I still have a question that you haven't covered here, will you answer it?
Certainly. Feel free to ask your question on the forum or send it by
email to me email@example.com or the AVEN webmaster
I'm really interested in exploring my asexuality, where can I go?
If you haven't read the rest of this website, that might be a good place
to start. The links section gives a list of sites by other asexuals.
If you'd like to talk to other asexual people or contribute to the
community, there are a number of forums available. I recommend the AVEN
message board, The Haven for the Human Amoeba email list and the
LiveJournal Asexuality community.
Do you have anything else to add?
Above all, remember that the only person who can know what's right for
you is you. By all means listen to what I and others have to say, but in
the end the best thing you can do is think for yourself.

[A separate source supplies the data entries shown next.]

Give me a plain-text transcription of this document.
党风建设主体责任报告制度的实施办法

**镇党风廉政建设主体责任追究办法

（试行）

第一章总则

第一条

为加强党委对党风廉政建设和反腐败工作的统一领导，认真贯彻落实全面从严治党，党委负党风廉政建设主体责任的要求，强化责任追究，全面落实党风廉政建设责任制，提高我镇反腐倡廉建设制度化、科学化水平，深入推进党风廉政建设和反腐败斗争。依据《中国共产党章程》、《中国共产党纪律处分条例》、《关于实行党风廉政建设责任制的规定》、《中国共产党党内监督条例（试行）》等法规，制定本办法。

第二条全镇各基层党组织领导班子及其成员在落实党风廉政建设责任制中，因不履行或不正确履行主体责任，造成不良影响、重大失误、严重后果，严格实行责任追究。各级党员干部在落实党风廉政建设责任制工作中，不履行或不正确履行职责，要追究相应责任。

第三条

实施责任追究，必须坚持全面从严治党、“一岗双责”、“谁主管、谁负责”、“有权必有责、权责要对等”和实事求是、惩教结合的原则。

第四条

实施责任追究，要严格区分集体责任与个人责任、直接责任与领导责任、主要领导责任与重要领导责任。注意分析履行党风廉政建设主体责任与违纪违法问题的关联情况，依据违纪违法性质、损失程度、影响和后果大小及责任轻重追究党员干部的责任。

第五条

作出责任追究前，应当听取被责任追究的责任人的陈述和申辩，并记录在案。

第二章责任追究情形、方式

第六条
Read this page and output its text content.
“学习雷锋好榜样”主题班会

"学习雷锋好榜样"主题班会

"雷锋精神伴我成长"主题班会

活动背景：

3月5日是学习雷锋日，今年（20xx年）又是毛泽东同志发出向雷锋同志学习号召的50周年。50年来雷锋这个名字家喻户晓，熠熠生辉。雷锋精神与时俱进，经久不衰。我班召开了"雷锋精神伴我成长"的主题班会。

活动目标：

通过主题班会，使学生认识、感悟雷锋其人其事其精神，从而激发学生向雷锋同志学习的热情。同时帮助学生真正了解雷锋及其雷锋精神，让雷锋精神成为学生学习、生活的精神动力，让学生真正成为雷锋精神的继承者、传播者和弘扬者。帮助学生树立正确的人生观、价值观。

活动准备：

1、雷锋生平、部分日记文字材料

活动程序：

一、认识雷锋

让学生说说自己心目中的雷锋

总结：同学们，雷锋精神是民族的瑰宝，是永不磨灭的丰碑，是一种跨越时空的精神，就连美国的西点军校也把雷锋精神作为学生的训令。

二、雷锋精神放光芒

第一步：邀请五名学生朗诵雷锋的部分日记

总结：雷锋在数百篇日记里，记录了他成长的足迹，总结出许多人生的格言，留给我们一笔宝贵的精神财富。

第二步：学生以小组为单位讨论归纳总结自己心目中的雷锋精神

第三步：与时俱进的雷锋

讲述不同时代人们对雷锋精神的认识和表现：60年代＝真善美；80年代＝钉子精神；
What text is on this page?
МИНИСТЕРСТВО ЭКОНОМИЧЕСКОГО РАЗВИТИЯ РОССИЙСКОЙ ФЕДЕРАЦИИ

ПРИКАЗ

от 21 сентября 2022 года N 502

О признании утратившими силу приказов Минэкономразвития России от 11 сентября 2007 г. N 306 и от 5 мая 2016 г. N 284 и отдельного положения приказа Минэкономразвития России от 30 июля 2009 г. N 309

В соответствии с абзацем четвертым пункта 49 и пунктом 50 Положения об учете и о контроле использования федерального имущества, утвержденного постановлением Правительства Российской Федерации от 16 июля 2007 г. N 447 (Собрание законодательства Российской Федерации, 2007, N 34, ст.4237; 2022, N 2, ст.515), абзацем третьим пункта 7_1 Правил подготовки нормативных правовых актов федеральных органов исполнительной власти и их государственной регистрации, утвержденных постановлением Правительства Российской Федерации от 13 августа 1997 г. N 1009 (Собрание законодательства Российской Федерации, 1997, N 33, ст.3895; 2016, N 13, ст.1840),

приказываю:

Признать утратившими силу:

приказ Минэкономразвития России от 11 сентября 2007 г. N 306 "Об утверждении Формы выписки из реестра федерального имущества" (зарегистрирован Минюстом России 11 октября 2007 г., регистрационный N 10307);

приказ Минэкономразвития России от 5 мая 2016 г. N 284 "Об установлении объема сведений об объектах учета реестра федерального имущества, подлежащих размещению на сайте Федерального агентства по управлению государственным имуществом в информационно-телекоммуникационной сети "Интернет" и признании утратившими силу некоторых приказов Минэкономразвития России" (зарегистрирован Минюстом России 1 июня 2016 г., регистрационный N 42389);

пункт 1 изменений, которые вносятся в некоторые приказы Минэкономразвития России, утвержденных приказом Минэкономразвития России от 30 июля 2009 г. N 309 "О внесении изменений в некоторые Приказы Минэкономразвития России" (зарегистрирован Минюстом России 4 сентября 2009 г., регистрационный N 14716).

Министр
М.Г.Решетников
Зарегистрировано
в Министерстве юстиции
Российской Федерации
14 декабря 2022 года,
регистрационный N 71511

Labels and categories do not define you, they describe you. They're a
shorthand for expressing the complexity of your identity to others and a
springboard from which you can explore and understand yourself. If a
label isn't working for you then you don't have to use it. If a group is
telling you there's only one true way to be your kind of person, you
don't have to listen to them!
There are many reasons to embrace an asexual identity or contribute to
the asexual community, but if you find it's not right for you or that
it's limiting you, don't be scared to speak up and say how you feel and
don't feel that you can't walk away.
You don't have to identify as asexual to find the experiences of
asexuals useful to you. If you have issues with low or no sexual
attraction to others but do not identify as asexual, please still feel
welcome to contribute your experience to our community.